Em 21 de Outubro de 2016, autoridades do regime ucraniano obrigaram a regressar a Kiev um avião da Belavia, companhia bielorrussa, que descolara havia apenas 11 minutos. E informaram o comandante de que, se fosse necessário, enviariam aviões militares para fazer cumprir a ordem. Novamente em terra, o aparelho foi revistado e os agentes policiais prenderam então o jornalista e cidadão arménio Armen Martirosyan, autor de trabalhos que não agradaram ao regime nascido da «revolução de Maidan». Ao que parece a confusão entre os canais dos serviços secretos ucranianos era muita e o detido acabou por ser libertado e ainda seguiu viagem. Este episódio de sequestro, que atingiu mais de uma centena de passageiros de um avião civil, não mereceu uma palavra de reprovação por parte dos sempre tão sensíveis dirigentes dos Estados Unidos e da União Europeia.

Em matéria de pirataria e de assaltos aos direitos humanos, apesar da sua atitude criminosa, Lukachenko não pode mesmo considerar-se um pioneiro. Ainda está certamente presente nas memórias dos leitores – que não dos dirigentes da União Europeia e dos Estados membros – o comprovado acolhimento em aeroportos europeus de aviões-piratas da CIA transportando suspeitos de terrorismo a caminho de Guantánamo e que antes tinham sido torturados em prisões clandestinas instaladas em países como, precisamente, a Polónia e a Lituânia, fiéis intérpretes e dinamizadores dos «valores europeístas». Um episódio que esteve longe de provocar o escândalo, a reprovação e muito menos as sanções a que estamos a assistir no espaço «ocidental».

É claro que quando se pode contar com um imenso megafone amestrado para moldar a realidade pretendida, que não a autêntica, se torna muito fácil invocar grandiloquentes princípios sem recear que eles se virem contra os próprios.

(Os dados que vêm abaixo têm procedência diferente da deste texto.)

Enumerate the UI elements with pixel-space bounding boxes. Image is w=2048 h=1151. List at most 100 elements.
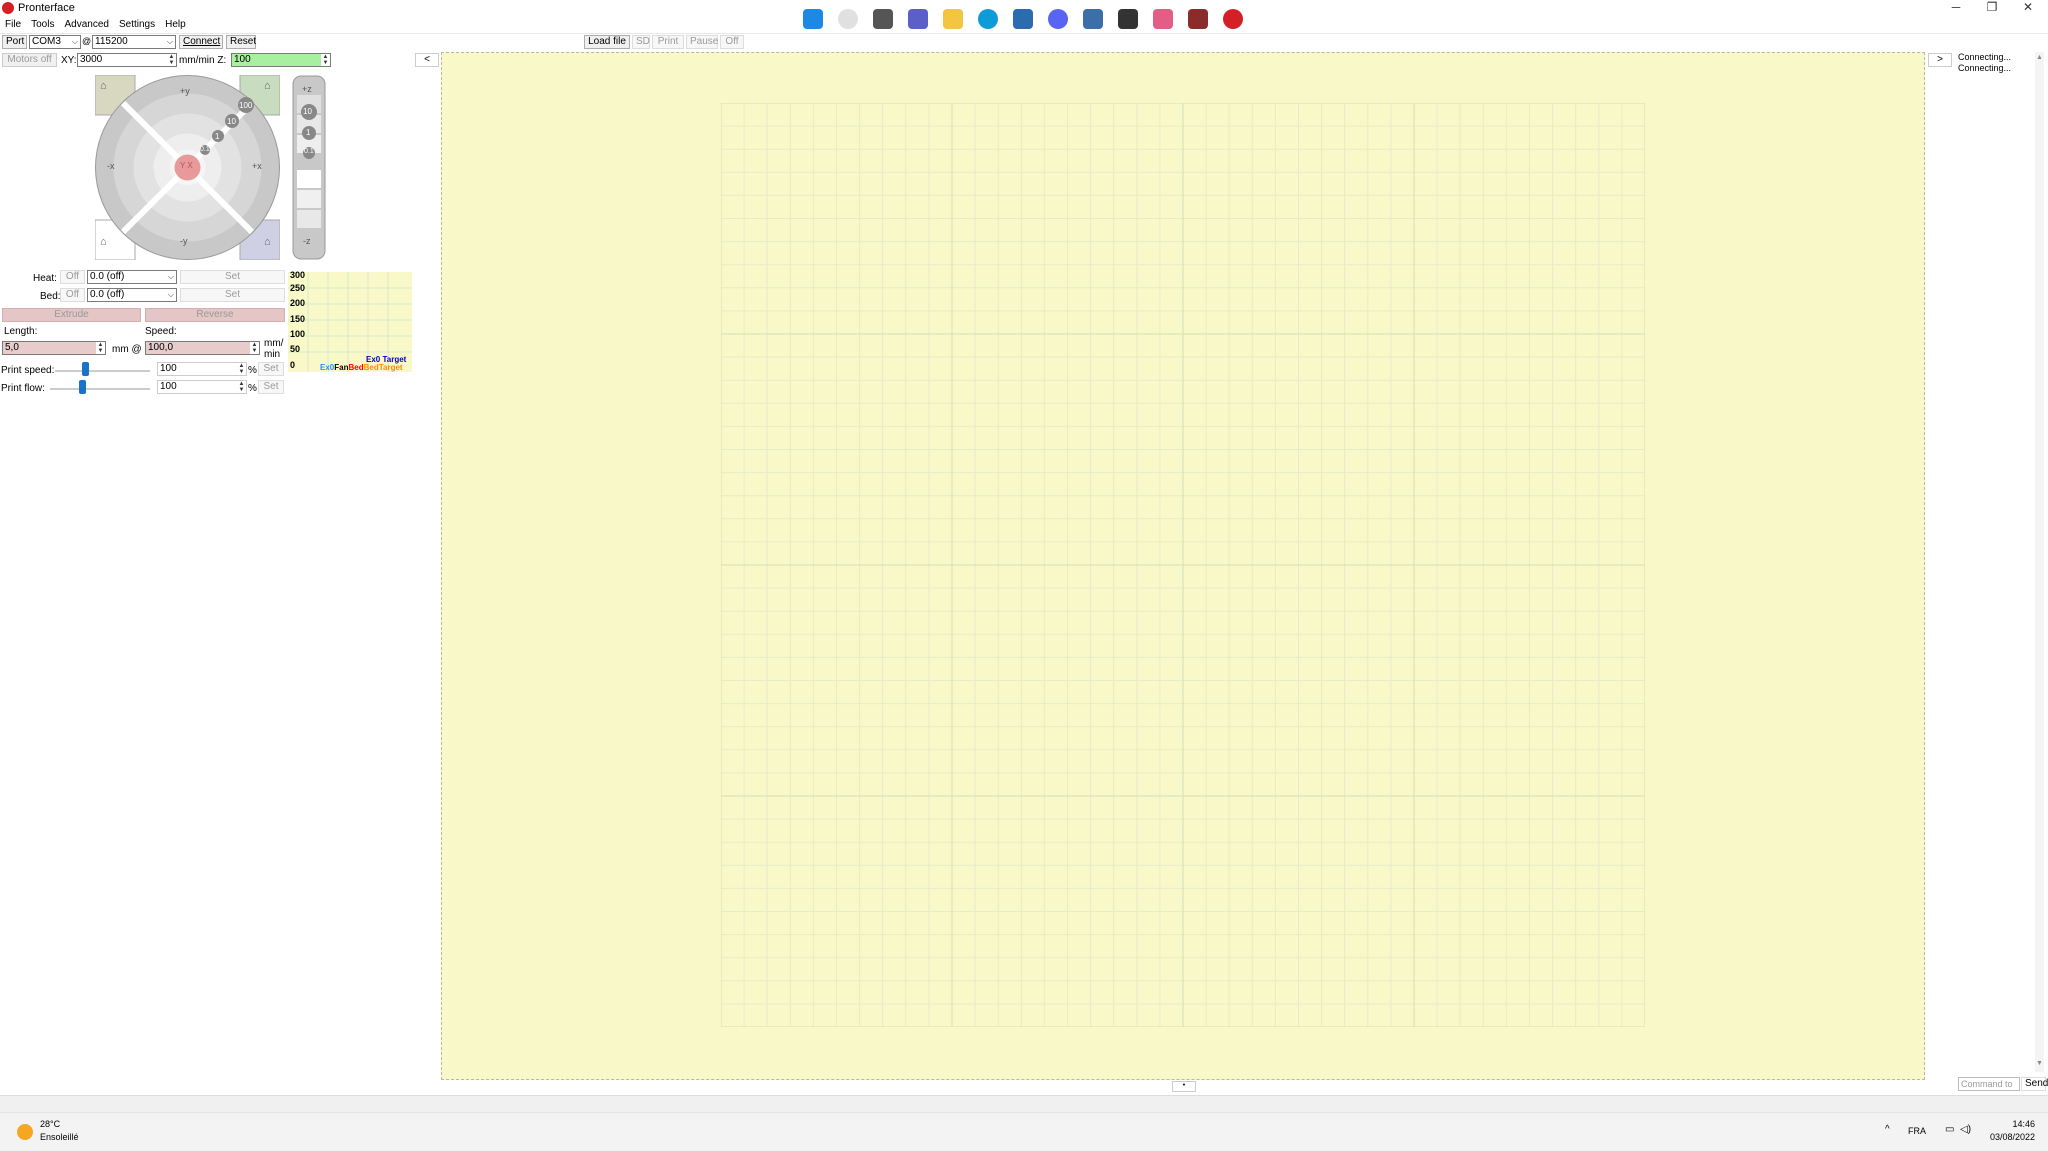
pause-button[interactable]: Pause [686, 35, 718, 49]
xy-feed-input[interactable]: 3000 ▲ ▼ [77, 53, 177, 67]
jog-step-100[interactable]: 100 [239, 101, 252, 110]
clock-date[interactable]: 03/08/2022 [1985, 1132, 2035, 1142]
print-flow-set-button[interactable]: Set [258, 380, 284, 394]
weather-sun-icon[interactable] [17, 1124, 33, 1140]
extrude-button[interactable]: Extrude [2, 308, 141, 322]
graph-ytick-200: 200 [290, 298, 306, 308]
file-explorer-icon[interactable] [943, 9, 963, 29]
z-jog-control[interactable] [292, 75, 326, 260]
bed-off-button[interactable]: Off [60, 288, 85, 302]
archive-app-icon[interactable] [1188, 9, 1208, 29]
sd-button[interactable]: SD [632, 35, 650, 49]
graph-ytick-150: 150 [290, 314, 306, 324]
send-button[interactable]: Send [2021, 1077, 2048, 1091]
app-icon-1[interactable] [1118, 9, 1138, 29]
discord-icon[interactable] [1048, 9, 1068, 29]
print-button[interactable]: Print [652, 35, 684, 49]
menu-file[interactable]: File [0, 18, 26, 32]
store-icon[interactable] [1013, 9, 1033, 29]
menu-help[interactable]: Help [160, 18, 191, 32]
z-feed-input[interactable]: 100 ▲ ▼ [231, 53, 331, 67]
splitter-handle[interactable]: • [1172, 1081, 1196, 1092]
jog-minus-x[interactable]: -x [107, 161, 115, 171]
print-speed-set-button[interactable]: Set [258, 362, 284, 376]
jog-minus-y[interactable]: -y [180, 236, 188, 246]
extrude-speed-unit: mm/min [264, 338, 284, 360]
restore-button[interactable]: ❐ [1974, 0, 2010, 16]
menu-advanced[interactable]: Advanced [59, 18, 113, 32]
graph-legend-item: Ex0 [320, 363, 335, 372]
teams-chat-icon[interactable] [908, 9, 928, 29]
minimize-button[interactable]: ─ [1938, 0, 1974, 16]
print-flow-slider-thumb[interactable] [79, 380, 86, 394]
close-button[interactable]: ✕ [2010, 0, 2046, 16]
temperature-graph: 300 250 200 150 100 50 0 Ex0 Target Ex0F… [288, 270, 412, 372]
command-input[interactable]: Command to [1958, 1077, 2020, 1091]
z-step-1[interactable]: 1 [306, 128, 310, 137]
jog-plus-y[interactable]: +y [180, 86, 190, 96]
task-view-icon[interactable] [873, 9, 893, 29]
weather-desc[interactable]: Ensoleillé [40, 1132, 79, 1142]
volume-icon[interactable]: ◁) [1960, 1124, 1971, 1135]
bed-temp-select[interactable]: 0.0 (off) ⌵ [87, 288, 177, 302]
tray-chevron-icon[interactable]: ^ [1885, 1124, 1890, 1135]
bed-set-button[interactable]: Set [180, 288, 285, 302]
collapse-left-button[interactable]: < [415, 53, 439, 67]
extrude-speed-input[interactable]: 100,0 ▲ ▼ [145, 341, 260, 355]
search-icon[interactable] [838, 9, 858, 29]
collapse-right-button[interactable]: > [1928, 53, 1952, 67]
home-all-icon[interactable]: ⌂ [100, 236, 107, 248]
print-flow-unit: % [248, 383, 257, 394]
language-indicator[interactable]: FRA [1908, 1126, 1926, 1136]
graph-ytick-100: 100 [290, 329, 306, 339]
graph-ytick-50: 50 [290, 344, 301, 354]
connect-button[interactable]: Connect [179, 35, 223, 49]
port-select[interactable]: COM3 ⌵ [29, 35, 81, 49]
pronterface-taskbar-icon[interactable] [1223, 9, 1243, 29]
baud-select[interactable]: 115200 ⌵ [92, 35, 176, 49]
load-file-button[interactable]: Load file [584, 35, 630, 49]
reverse-button[interactable]: Reverse [145, 308, 285, 322]
motors-off-button[interactable]: Motors off [2, 53, 57, 67]
taskbar [0, 1112, 2048, 1151]
network-icon[interactable]: ▭ [1945, 1124, 1954, 1135]
app-icon-2[interactable] [1153, 9, 1173, 29]
port-button[interactable]: Port [2, 35, 27, 49]
menu-tools[interactable]: Tools [26, 18, 59, 32]
heat-off-button[interactable]: Off [60, 270, 85, 284]
heat-temp-select[interactable]: 0.0 (off) ⌵ [87, 270, 177, 284]
clock-time[interactable]: 14:46 [2007, 1119, 2035, 1129]
jog-step-0-1[interactable]: 0.1 [200, 146, 210, 153]
console-scrollbar[interactable] [2035, 52, 2044, 1072]
weather-temp[interactable]: 28°C [40, 1119, 60, 1129]
graph-ytick-0: 0 [290, 360, 296, 370]
mm-at-label: mm @ [112, 344, 142, 355]
print-speed-input[interactable]: 100 ▲ ▼ [157, 362, 247, 376]
home-x-icon[interactable]: ⌂ [100, 80, 107, 92]
feed-unit-label: mm/min Z: [179, 55, 227, 66]
reset-button[interactable]: Reset [226, 35, 256, 49]
jog-plus-z[interactable]: +z [302, 84, 312, 94]
jog-minus-z[interactable]: -z [303, 236, 311, 246]
home-y-icon[interactable]: ⌂ [264, 236, 271, 248]
z-step-10[interactable]: 10 [303, 107, 312, 116]
jog-step-10[interactable]: 10 [227, 117, 236, 126]
print-speed-slider-thumb[interactable] [82, 362, 90, 376]
jog-step-1[interactable]: 1 [215, 132, 219, 141]
photos-icon[interactable] [1083, 9, 1103, 29]
print-flow-input[interactable]: 100 ▲ ▼ [157, 380, 247, 394]
jog-plus-x[interactable]: +x [252, 161, 262, 171]
off-button[interactable]: Off [720, 35, 744, 49]
start-icon[interactable] [803, 9, 823, 29]
scroll-up-icon[interactable]: ▲ [2036, 54, 2043, 61]
scroll-down-icon[interactable]: ▼ [2036, 1060, 2043, 1067]
menu-settings[interactable]: Settings [114, 18, 160, 32]
home-z-icon[interactable]: ⌂ [264, 80, 271, 92]
graph-legend-item: Fan [334, 363, 349, 372]
speed-label: Speed: [145, 326, 177, 337]
edge-browser-icon[interactable] [978, 9, 998, 29]
print-flow-label: Print flow: [1, 383, 45, 394]
extrude-length-input[interactable]: 5,0 ▲ ▼ [2, 341, 106, 355]
heat-set-button[interactable]: Set [180, 270, 285, 284]
z-step-0-1[interactable]: 0.1 [304, 148, 314, 155]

Os princípios, porém, não são elásticos e a memória histórica funciona em seu apoio quando consegue sobreviver à intoxicante verdade oficial e mediática. Lukachenko deu um tiro nos pés; a União Europeia arremessa-lhe pedras e estilhaça os seus próprios telhados de vidro. Tudo isto mergulhado num repugnante caldo de hipocrisia

*José Goulão, Exclusivo O Lado Oculto/AbrilAbril

Imagem: O avião do voo 4978 da Ryanair aterra no aeroporto de Vilnius, proveniente de Atenas, a 23 de Maio de 2021, depois de uma paragem em Minsk, Bielorrússia, durante a qual o oposicionista Roman Protasevich, que seguia a bordo, foi detido pelas autoridades bielorrussasCréditosAndrius Sytas / REUTERS

Nota: 1 - A Rádio Europa Livre/Rádio Liberdade (Radio Free Europe/Radio Liberty (RFE/RL) em inglês, Radio Svoboda em russo e bielorrusso) é uma emissora do governo dos EUA que transmite para a Europa de Leste, Ásia Central, Cáucaso e Médio Oriente. Foi fundada em 1949, durante a Guerra Fria, como uma «fonte de propaganda anticomunista» (Wikipedia, em inglês). Desde 1995 tem sede em Praga (República Checa).